I have been plagued for decades with unstable angina.....Hospitalized a few times, in a reputable hospital with more than qualified advice from my cardiologist, bypass surgeon and ICU director, I have been on a regemin of sublingual nitro tabs, nitro drugs, and patches , in various routeens, night and day...I had a quad pypass 11 years ago , and my surgeon who does "less invasive intra-rib" bypass operations says I am not a candidate , probably because of my advanced age of 91.....Each dismissal from the hospital I was advised that I should take a nitro pill if I have pain , and no more than every one every 15 minutes, if necessary, and no more than three in a row, which would cause a dangerous drop in bloodpressure...the third one should accompany an emergency call....not a pleasant prospect....About five days ago I was sent home....That evening I had the usual early stage of an angina attack,,,,I arose from my bed and sat in an easy chair , in a semi reclining posituation, and for the first time , the pain subsided ......I have since been sleeping in a reclining position, without sublingual pills or pain....Why ? What is the mechanics behind the change of sleeping position , and is my experience unusual ?

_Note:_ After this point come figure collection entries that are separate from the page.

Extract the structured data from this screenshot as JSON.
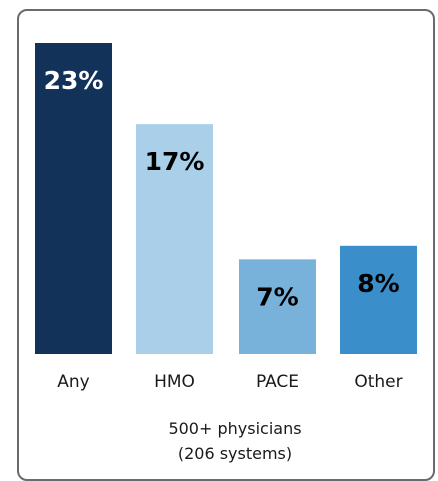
{
  "chart_data": {
    "type": "bar",
    "categories": [
      "Any",
      "HMO",
      "PACE",
      "Other"
    ],
    "values": [
      23,
      17,
      7,
      8
    ],
    "value_labels": [
      "23%",
      "17%",
      "7%",
      "8%"
    ],
    "colors": [
      "#12325a",
      "#a9cfe9",
      "#78b1da",
      "#3a8fca"
    ],
    "label_colors": [
      "#ffffff",
      "#000000",
      "#000000",
      "#000000"
    ],
    "ylim": [
      0,
      23
    ],
    "footnote": [
      "500+ physicians",
      "(206 systems)"
    ]
  }
}
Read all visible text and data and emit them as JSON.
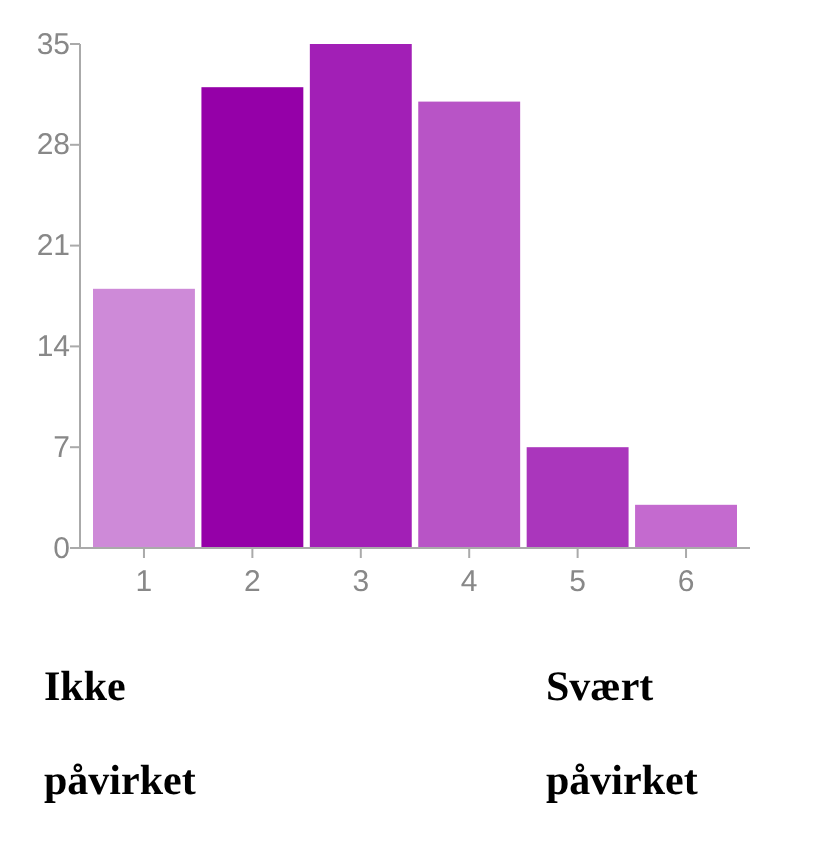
{
  "chart_data": {
    "type": "bar",
    "categories": [
      "1",
      "2",
      "3",
      "4",
      "5",
      "6"
    ],
    "values": [
      18,
      32,
      35,
      31,
      7,
      3
    ],
    "colors": [
      "#ce8ad8",
      "#9500a8",
      "#a21fb6",
      "#b854c6",
      "#aa36bc",
      "#c46acf"
    ],
    "ylim": [
      0,
      35
    ],
    "yticks": [
      0,
      7,
      14,
      21,
      28,
      35
    ],
    "grid": false,
    "annotations": [
      "Ikke påvirket",
      "Svært påvirket"
    ]
  }
}
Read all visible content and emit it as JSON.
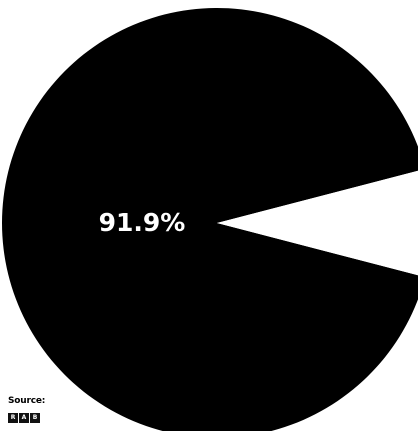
{
  "chart_data": {
    "type": "pie",
    "title": "",
    "slices": [
      {
        "label": "91.9%",
        "value": 91.9,
        "color": "#000000"
      },
      {
        "label": "",
        "value": 8.1,
        "color": "#ffffff"
      }
    ]
  },
  "source": {
    "label": "Source:",
    "logo_letters": [
      "R",
      "A",
      "B"
    ]
  }
}
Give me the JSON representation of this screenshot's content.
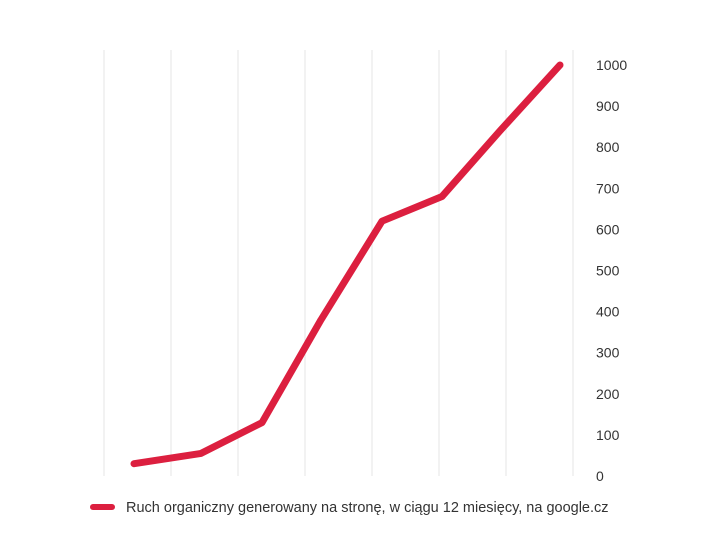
{
  "chart_data": {
    "type": "line",
    "x": [
      1,
      2,
      3,
      4,
      5,
      6,
      7,
      8
    ],
    "series": [
      {
        "name": "Ruch organiczny generowany na stronę, w ciągu 12 miesięcy, na google.cz",
        "values": [
          30,
          55,
          130,
          380,
          620,
          680,
          840,
          1000
        ],
        "color": "#dc1f3f"
      }
    ],
    "yticks": [
      0,
      100,
      200,
      300,
      400,
      500,
      600,
      700,
      800,
      900,
      1000
    ],
    "ylim": [
      0,
      1000
    ],
    "y_axis_position": "right",
    "grid": "vertical",
    "legend": "bottom"
  }
}
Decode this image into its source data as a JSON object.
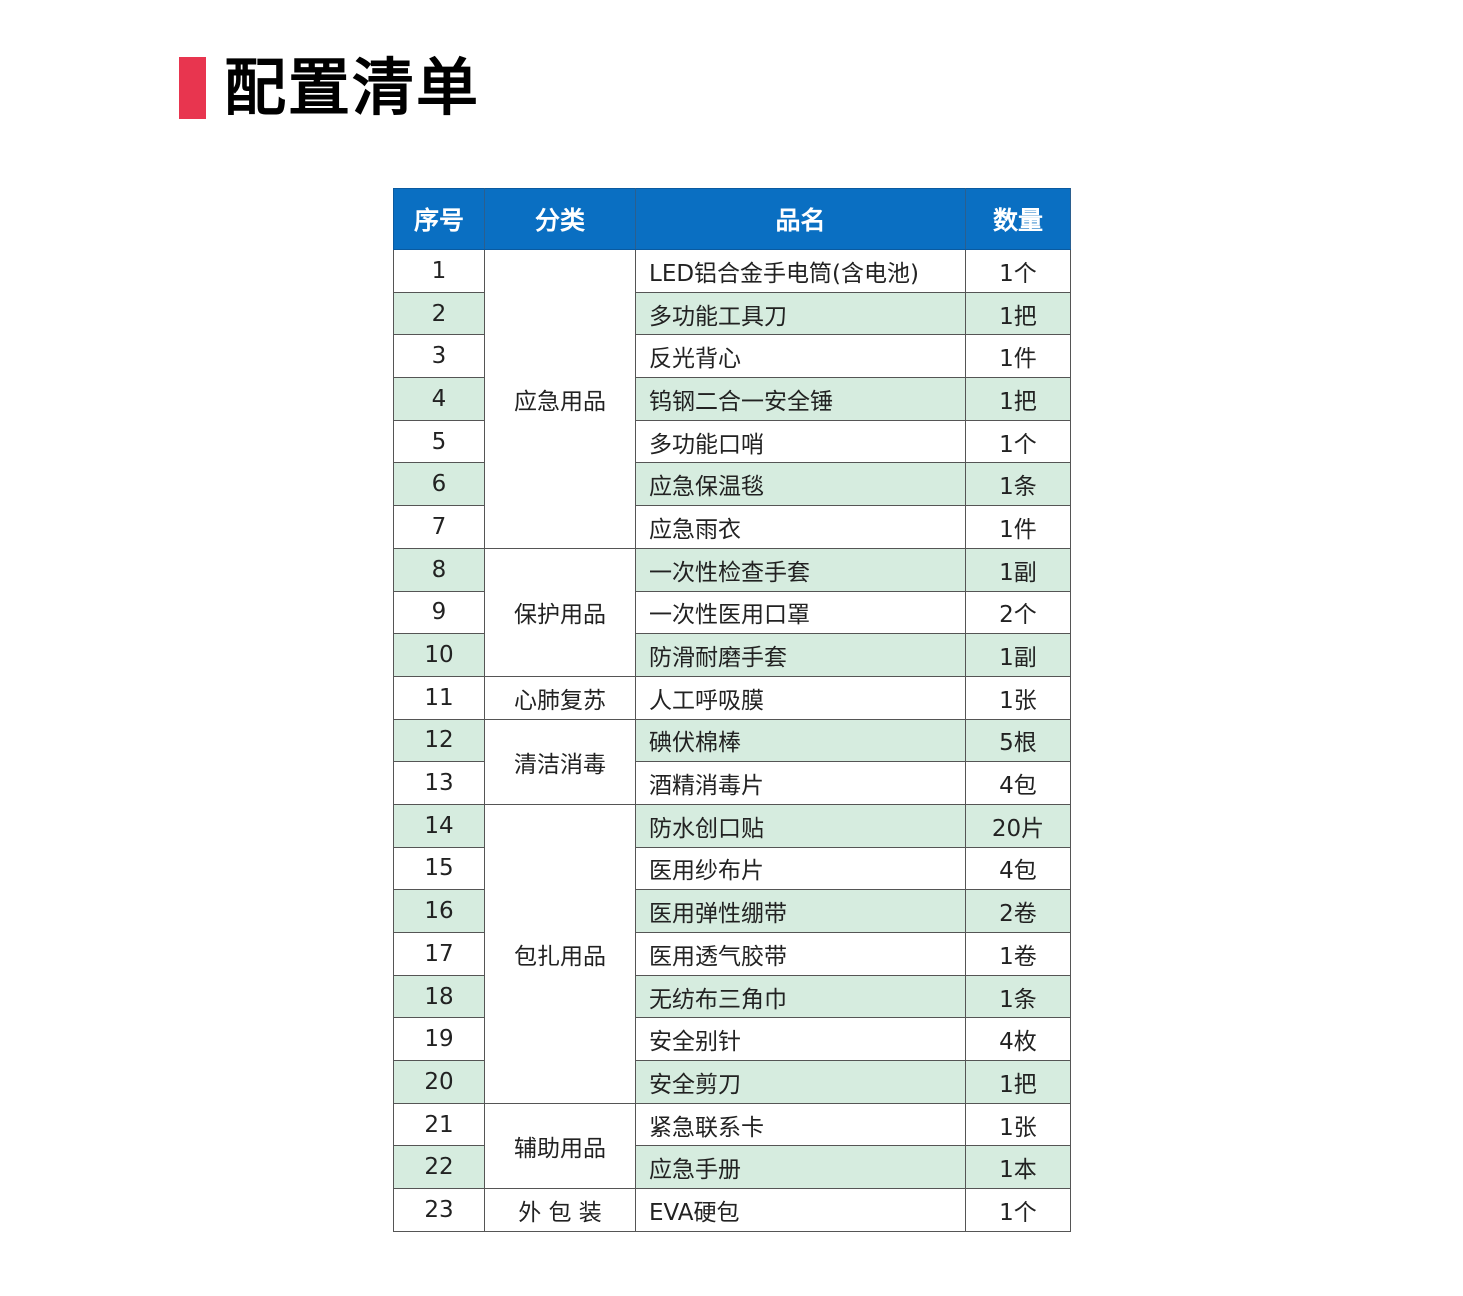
{
  "title": "配置清单",
  "colors": {
    "accent": "#e8354f",
    "header": "#0a6fc2",
    "alt_row": "#d6ecdf"
  },
  "table": {
    "headers": [
      "序号",
      "分类",
      "品名",
      "数量"
    ],
    "groups": [
      {
        "category": "应急用品",
        "items": [
          {
            "no": "1",
            "name": "LED铝合金手电筒(含电池)",
            "qty": "1个"
          },
          {
            "no": "2",
            "name": "多功能工具刀",
            "qty": "1把"
          },
          {
            "no": "3",
            "name": "反光背心",
            "qty": "1件"
          },
          {
            "no": "4",
            "name": "钨钢二合一安全锤",
            "qty": "1把"
          },
          {
            "no": "5",
            "name": "多功能口哨",
            "qty": "1个"
          },
          {
            "no": "6",
            "name": "应急保温毯",
            "qty": "1条"
          },
          {
            "no": "7",
            "name": "应急雨衣",
            "qty": "1件"
          }
        ]
      },
      {
        "category": "保护用品",
        "items": [
          {
            "no": "8",
            "name": "一次性检查手套",
            "qty": "1副"
          },
          {
            "no": "9",
            "name": "一次性医用口罩",
            "qty": "2个"
          },
          {
            "no": "10",
            "name": "防滑耐磨手套",
            "qty": "1副"
          }
        ]
      },
      {
        "category": "心肺复苏",
        "items": [
          {
            "no": "11",
            "name": "人工呼吸膜",
            "qty": "1张"
          }
        ]
      },
      {
        "category": "清洁消毒",
        "items": [
          {
            "no": "12",
            "name": "碘伏棉棒",
            "qty": "5根"
          },
          {
            "no": "13",
            "name": "酒精消毒片",
            "qty": "4包"
          }
        ]
      },
      {
        "category": "包扎用品",
        "items": [
          {
            "no": "14",
            "name": "防水创口贴",
            "qty": "20片"
          },
          {
            "no": "15",
            "name": "医用纱布片",
            "qty": "4包"
          },
          {
            "no": "16",
            "name": "医用弹性绷带",
            "qty": "2卷"
          },
          {
            "no": "17",
            "name": "医用透气胶带",
            "qty": "1卷"
          },
          {
            "no": "18",
            "name": "无纺布三角巾",
            "qty": "1条"
          },
          {
            "no": "19",
            "name": "安全别针",
            "qty": "4枚"
          },
          {
            "no": "20",
            "name": "安全剪刀",
            "qty": "1把"
          }
        ]
      },
      {
        "category": "辅助用品",
        "items": [
          {
            "no": "21",
            "name": "紧急联系卡",
            "qty": "1张"
          },
          {
            "no": "22",
            "name": "应急手册",
            "qty": "1本"
          }
        ]
      },
      {
        "category": "外 包 装",
        "items": [
          {
            "no": "23",
            "name": "EVA硬包",
            "qty": "1个"
          }
        ]
      }
    ]
  }
}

I recently had my 15th stent after quadruple bypass 15 years ago which collapsed shortly after. Three of the four did. They placed three stents this time. I have been unable to sleep laying down now without severe angina inspire of the three new stents. Heart is getting about 50 percent blood. I don't wear my patch at night because I need it in the daytime and you are only supposed to wear for 12 hours max per day. So now I am sleeping sitting up and it is really difficult but cures the severe and scary angina at night. I was losing sleep and spraying every night. Really scary stuff. Reclined sleep is hard but better than the alternative of no sleep and pain. We are going to find a hospital style bed that has two sides so my wife will be okay. Maybe this will be better than stuffing pillows behind me. It must be something to do with gravity of blood flow to the heart itself. Hope you are still hanging in there. That is all we can do when it is so progressive. God bless!
-The more relaxed position you have, the less muscle activity is needed so the less oxygen your body needs > heart needs less oxygen
-The less compression force is applied to the heart area, the easier and the more efficient the heart can perform its pumping action > heart needs less oxygen
-More horizontal position lowers blood pressure making pumping easier > heart needs less oxygen
There are much more things that have influence on the amount of oxygen the heart needs that can be taken into account (full stomach, warm environment, etc)
When you create the situation where the least oxygen is needed for your heart, you may expect the least angina discomfort.